ふとその二人の距離感に、ついグレアムは口を出したくなった。
「親子になったのに、『元帥』と呼ぶのはどうなのだろう」
何気ない風を装って、そう口にした言葉だったが、思いの外二人には効いたらしい。大きく目を見開いた二人は、顔を見合わせて驚いた表情をしていた。
「ああ、確かにそうですな」
「そういやあ、名前を名乗ってなかったな。俺は、」
「駄目です! まだ名乗っては駄目です!」
言いかけた救世主を慌ててジョナスが止める。
「そういう大事なことは、まず、伴侶であるセラフィーナに教えてからです。娘はあれでいてなかなかに嫉妬深いのです。一生恨まれるのはかないません」
嫉妬と聞いて、救世主の顔が赤くなる。だがすぐに気持ちを立て直すと「そういうものなのか?」と首を傾げた。
「まあその方が、波風が立たなくていいのでしょうな」
助言ついでにグレアムがそう言えば、ジョナスが大きく頷いた。
「そうか、じゃあ帰ったらすぐに、セラフィーナに名を教える」
「ええ、そうしてください」
ホッと息を吐き出したジョナスは、グレアムへ向け腰を折る。
「では総督、これで失礼致します」
これで本当に最後だと、ジョナスは少しだけ感傷に浸る。それは軍部に対してではなく、人間界に対してだ。今まで生きてきた国を捨て故郷を捨てることに、ほんの少しの寂しさを覚える。だがそれもほんの一瞬。これから迎える未来は、ずっとずっと明るく、希望に満ちている。そう考えただけで、ジョナスの胸に温かいものが込み上げた。

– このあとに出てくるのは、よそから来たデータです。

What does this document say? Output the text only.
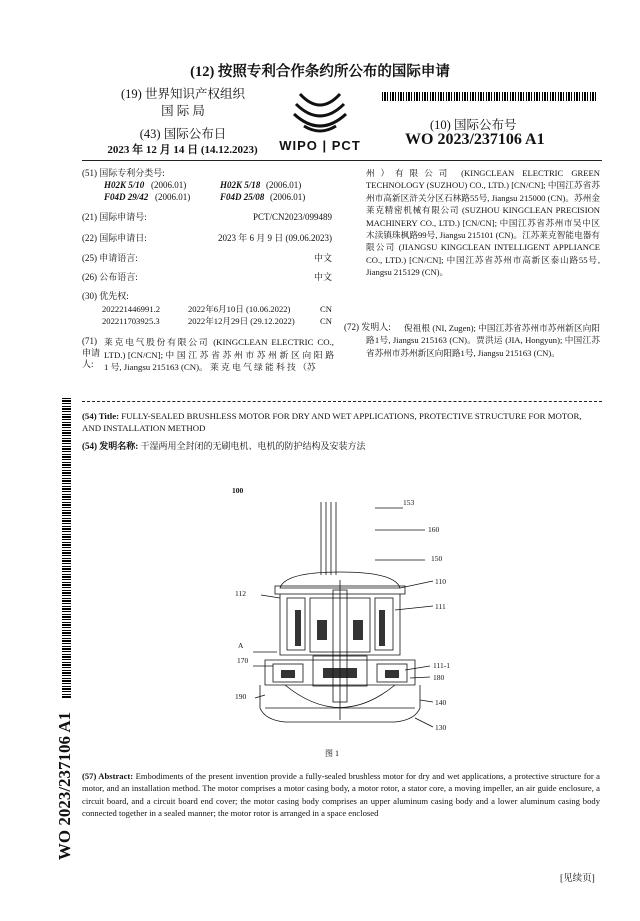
(12) 按照专利合作条约所公布的国际申请
(19) 世界知识产权组织
国 际 局
(43) 国际公布日
2023 年 12 月 14 日 (14.12.2023)	WIPO | PCT
(10) 国际公布号
WO 2023/237106 A1
(51) 国际专利分类号:
H02K 5/10 (2006.01)	H02K 5/18 (2006.01)
F04D 29/42 (2006.01)	F04D 25/08 (2006.01)
(21) 国际申请号:	PCT/CN2023/099489
(22) 国际申请日:	2023 年 6 月 9 日 (09.06.2023)
(25) 申请语言:	中文
(26) 公布语言:	中文
(30) 优先权:
202221446991.2	2022年6月10日 (10.06.2022)	CN
202211703925.3	2022年12月29日 (29.12.2022)	CN
(71) 申请人:
莱克电气股份有限公司 (KINGCLEAN ELECTRIC CO., LTD.) [CN/CN]; 中 国 江 苏 省 苏 州 市 苏 州 新 区 向 阳 路 1 号, Jiangsu 215163 (CN)。 莱 克 电 气 绿 能 科 技 （苏
州）有限公司 (KINGCLEAN ELECTRIC GREEN TECHNOLOGY (SUZHOU) CO., LTD.) [CN/CN]; 中国江苏省苏州市高新区浒关分区石林路55号, Jiangsu 215000 (CN)。苏州金莱克精密机械有限公司 (SUZHOU KINGCLEAN PRECISION MACHINERY CO., LTD.) [CN/CN]; 中国江苏省苏州市吴中区木渎镇珠枫路99号, Jiangsu 215101 (CN)。江苏莱克智能电器有限公司 (JIANGSU KINGCLEAN INTELLIGENT APPLIANCE CO., LTD.) [CN/CN]; 中国江苏省苏州市高新区泰山路55号, Jiangsu 215129 (CN)。
(72) 发明人:	倪祖根 (NI, Zugen); 中国江苏省苏州市苏州新区向阳路1号, Jiangsu 215163 (CN)。贾洪运 (JIA, Hongyun); 中国江苏省苏州市苏州新区向阳路1号, Jiangsu 215163 (CN)。
(54) Title: FULLY-SEALED BRUSHLESS MOTOR FOR DRY AND WET APPLICATIONS, PROTECTIVE STRUCTURE FOR MOTOR, AND INSTALLATION METHOD
(54) 发明名称: 干湿两用全封闭的无刷电机、电机的防护结构及安装方法
100
153
160
150
110
111
112
A
170
111-1
180
190
140
130
图 1
(57) Abstract: Embodiments of the present invention provide a fully-sealed brushless motor for dry and wet applications, a protective structure for a motor, and an installation method. The motor comprises a motor casing body, a motor rotor, a stator core, a moving impeller, an air guide enclosure, a circuit board, and a circuit board end cover; the motor casing body comprises an upper aluminum casing body and a lower aluminum casing body connected together in a sealed manner; the motor rotor is arranged in a space enclosed
WO 2023/237106 A1
[见续页]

空間魔法を展開し、二人で一歩を踏み出すと、救世主がすぐにジョナスへと問いかけた。
「なあ、親父殿。なんで精霊族じゃねえ親父殿が、導もねえのに精霊界へ渡れるんだ?」
「万能薬を作る際に、私の血を混ぜているからですよ。だから大地に染み込んだ私の血が導になるのです」
「そ、そうか」
血を混ぜると聞いた救世主は、少し引いてしまう。血を混ぜようと思いついたジョナスのその発想に。

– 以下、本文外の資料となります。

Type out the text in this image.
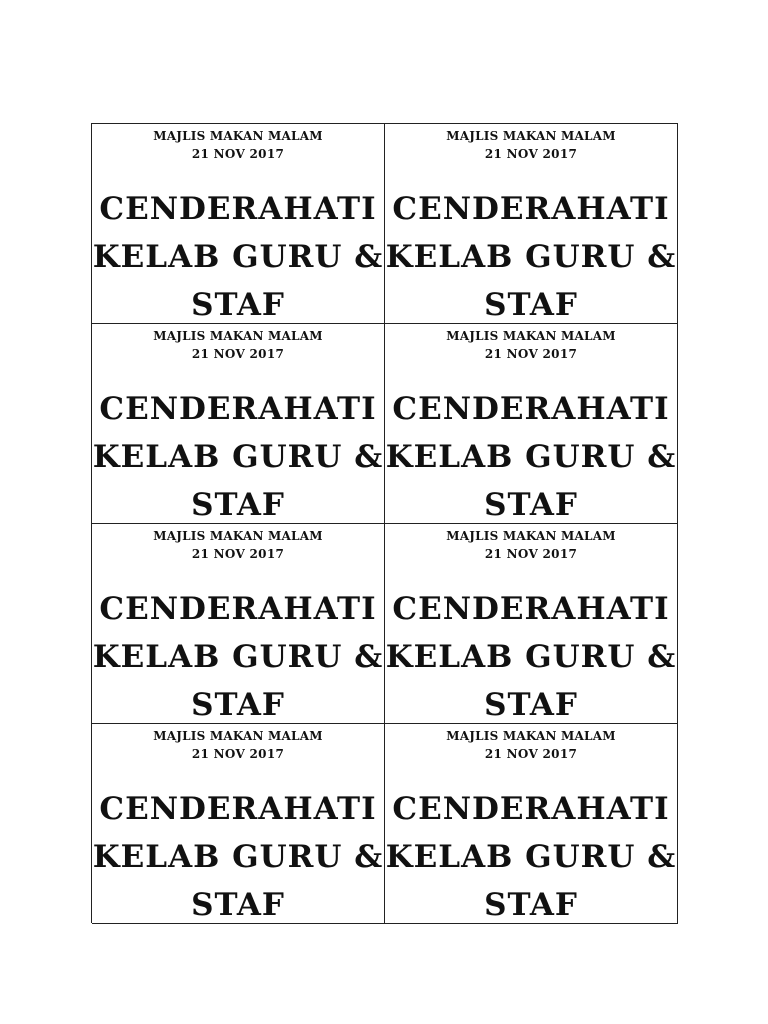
MAJLIS MAKAN MALAM
21 NOV 2017
CENDERAHATI
KELAB GURU &
STAF
MAJLIS MAKAN MALAM
21 NOV 2017
CENDERAHATI
KELAB GURU &
STAF
MAJLIS MAKAN MALAM
21 NOV 2017
CENDERAHATI
KELAB GURU &
STAF
MAJLIS MAKAN MALAM
21 NOV 2017
CENDERAHATI
KELAB GURU &
STAF
MAJLIS MAKAN MALAM
21 NOV 2017
CENDERAHATI
KELAB GURU &
STAF
MAJLIS MAKAN MALAM
21 NOV 2017
CENDERAHATI
KELAB GURU &
STAF
MAJLIS MAKAN MALAM
21 NOV 2017
CENDERAHATI
KELAB GURU &
STAF
MAJLIS MAKAN MALAM
21 NOV 2017
CENDERAHATI
KELAB GURU &
STAF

「そういや、第三王子に奇跡の実を送るっていう約束はどうなったんだ?」
「とりあえず一年分、まとめて置いてきました。実際、腐ることはありませんし、元々一年という約束をしていましたので。その後はまあ、どうにかするでしょう」
なかなかに突き放した言い方ではあったが、これから自分たちも忙しくなるのだから仕方がないと救世主は頷いた。
「元帥は、他に挨拶をしなくてもよかったのですか?」
「ああ、もう済ませてある。エグバートには、ちゃんと話をしておいた。あいつも色々大変そうだったから、手短に済ませた」
「そうでしたか」
察しのいいジョナスは、それ以上を聞くことをやめた。誘拐された際に垣間見た、貴族たちの成れの果てを思い出し、頭を振る。
「親父殿こそ、薬学部の方には、挨拶したのかよ?」
「あんな連中に、そんなものは必要ありませんよ」
吐き捨てるようにそう言ったジョナスに、今度は救世主が察した。無理やり連れてこられて、薬を作らされ、挙句裏切られたのでは、感謝など微塵もないだろうと納得する。

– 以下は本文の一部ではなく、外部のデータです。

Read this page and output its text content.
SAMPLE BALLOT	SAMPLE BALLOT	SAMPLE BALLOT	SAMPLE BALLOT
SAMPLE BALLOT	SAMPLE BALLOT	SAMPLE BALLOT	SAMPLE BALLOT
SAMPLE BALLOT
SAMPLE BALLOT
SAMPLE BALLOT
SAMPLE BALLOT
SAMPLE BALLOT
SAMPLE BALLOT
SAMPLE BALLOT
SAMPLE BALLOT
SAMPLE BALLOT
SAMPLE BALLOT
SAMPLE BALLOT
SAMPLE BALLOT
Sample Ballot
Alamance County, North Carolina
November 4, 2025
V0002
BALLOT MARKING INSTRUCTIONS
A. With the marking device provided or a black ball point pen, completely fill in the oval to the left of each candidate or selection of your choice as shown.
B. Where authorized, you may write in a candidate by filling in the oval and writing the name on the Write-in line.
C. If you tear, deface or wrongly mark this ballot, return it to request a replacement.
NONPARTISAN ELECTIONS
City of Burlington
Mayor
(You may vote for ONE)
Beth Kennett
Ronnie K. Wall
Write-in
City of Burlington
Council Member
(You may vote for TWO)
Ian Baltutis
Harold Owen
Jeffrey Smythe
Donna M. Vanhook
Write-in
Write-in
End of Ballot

「ところで元帥。もう親父殿と、『殿』をつける必要はないでしょう。堂々と親父と呼んでくれてもいいのですよ」
突然の宣言に、救世主は面食らう。だが言葉を頭で反芻し、次第に染み込んでいくと、狼狽えながらも歓喜した。
「お、おう。じゃあ、親父も、敬語はやめてくれ」
「ああ、そうだね。セラとキースと同じように、君にもそう接するようにするよ」
柔らかくそう言ったジョナスは、満面の笑みを救世主に向けた。
未だ頬は痩けて、目の下には厚い隈があるが、確かに親子なのだろう、笑顔がセラフィーナと被った。
顔を赤く染めながらモジモジとしだした救世主に、ジョナスはつい思ったことを口にしてしまう。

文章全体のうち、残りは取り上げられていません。